Re: Canon 6d felt while taking a timelapse, camera isn't responding anymore

"Fortunately the lens dind't get a major scratch..."

 

I would also send the lens in, too.  Smiley Sad

EOS 1DX and 1D Mk IV, along with, a lot of other stuff.
New Contributor
Posts: 3
Registered: ‎05-15-2018

Re: Canon 6d felt while taking a timelapse, camera isn't responding anymore

Thanks for your answer. I finally hand it in to canon a couple of days ago. I'm waiting for the diagnosis. Regarding the lens, I could test it properly with a friend's 6d and it works perfectly =) It just lowered its value for a resalling, but anyways it works.

 

I'll let you know what's the final diagnosis. Thanks for your replys!

Frequent Contributor
Posts: 64
Registered: ‎04-17-2014

Re: Canon 6d felt while taking a timelapse, camera isn't responding anymore

[ Edited ]

@samiropSamuel wrote:

An unexpected wind burst threw  my canon 6d while doing a timelapse...

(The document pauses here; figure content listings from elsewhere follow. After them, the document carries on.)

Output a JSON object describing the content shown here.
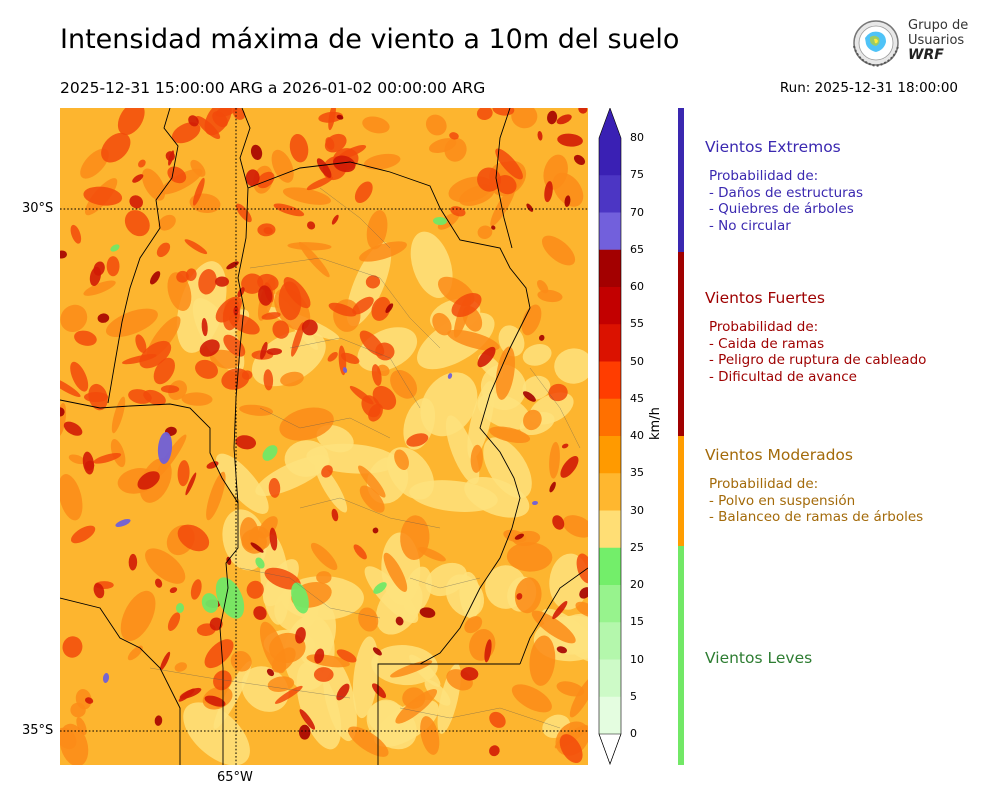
{
  "header": {
    "title": "Intensidad máxima de viento a 10m del suelo",
    "period": "2025-12-31 15:00:00 ARG  a  2026-01-02 00:00:00 ARG",
    "run": "Run: 2025-12-31 18:00:00"
  },
  "logo": {
    "line1": "Grupo de",
    "line2": "Usuarios",
    "brand": "WRF"
  },
  "map": {
    "lat_labels": [
      "30°S",
      "35°S"
    ],
    "lon_labels": [
      "65°W"
    ],
    "colors": {
      "background": "#fdb52f",
      "light": "#fee27d",
      "mid_orange": "#fc8b17",
      "red_orange": "#f24a0a",
      "red": "#d11b05",
      "dark_red": "#a50000",
      "green": "#72e866",
      "purple": "#7060d8",
      "border": "#000000"
    }
  },
  "colorbar": {
    "unit": "km/h",
    "ticks": [
      "80",
      "75",
      "70",
      "65",
      "60",
      "55",
      "50",
      "45",
      "40",
      "35",
      "30",
      "25",
      "20",
      "15",
      "10",
      "5",
      "0"
    ],
    "colors": [
      "#3a20b4",
      "#4c36c4",
      "#7260dc",
      "#a30000",
      "#c20000",
      "#db1200",
      "#ff3d00",
      "#ff7000",
      "#ff9a00",
      "#ffb72f",
      "#ffde75",
      "#73ee6a",
      "#97f38d",
      "#b4f7ac",
      "#cdfac7",
      "#e4fde0"
    ]
  },
  "categories": [
    {
      "title": "Vientos Extremos",
      "color": "#3a28b0",
      "prob_label": "Probabilidad de:",
      "items": [
        "- Daños de estructuras",
        "- Quiebres de árboles",
        "- No circular"
      ]
    },
    {
      "title": "Vientos Fuertes",
      "color": "#9e0000",
      "prob_label": "Probabilidad de:",
      "items": [
        "- Caida de ramas",
        "- Peligro de ruptura de cableado",
        "- Dificultad de avance"
      ]
    },
    {
      "title": "Vientos Moderados",
      "color": "#a36a0a",
      "prob_label": "Probabilidad de:",
      "items": [
        "- Polvo en suspensión",
        "- Balanceo de ramas de árboles"
      ]
    },
    {
      "title": "Vientos Leves",
      "color": "#2e7d32",
      "prob_label": "",
      "items": []
    }
  ]
}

The wind has been blowing somewhere in the Universe without remission for 13.799±0.021 billion years and on planet Earth without remission for ~4.5 billion years and you were not expecting it!? Really?

 

Never mind, it's OK. But don't let it happen again. Get some of these.

Honored Contributor
Posts: 6,574
Registered: ‎08-13-2015

Re: Canon 6d felt while taking a timelapse, camera isn't responding anymore


@samirop wrote:

Hello Guys! 

An unexpected wind burst threw  my canon 6d while doing a timelapse

 

Samuel


Sounds like you could use a more robust tripod.  

 

The load ratings of tripod are almost entirely meaningless, IMHO.  Some manufacturers seem to be more conservative in their load ratings than others.  The same is true for tripod heads, whose performance can vary even more widely than tripods.

 

One thing is for sure, though.  Raising the center column lowers the load rating significantly, because you can raises the center of gravity until it is higher than the legs are wide, which is inherently unstable.  Many photo tripods allow you to change the angle of the legs, so spread them out for added stability.

I have developed a preference for video tripods, or photo tripods with a flat plate, instead of center column.  Video tripods tend to have a wider stance, and bigger footprint, compared to “photo” tripods.  They also tend to be heavier than photo tripods because they are designed to be stationary for lengthy periods of time.  Most photo tripods are designed to portable first, and stable second.

If you are shooting a time lapse video, then a VERY stable tripod should be used.  I recommend considering upgrading your tripod.  I think photo tripod with a flat base, or a video tripod with a 75mm bowl and flat base bowl adapter may work better than your current gear.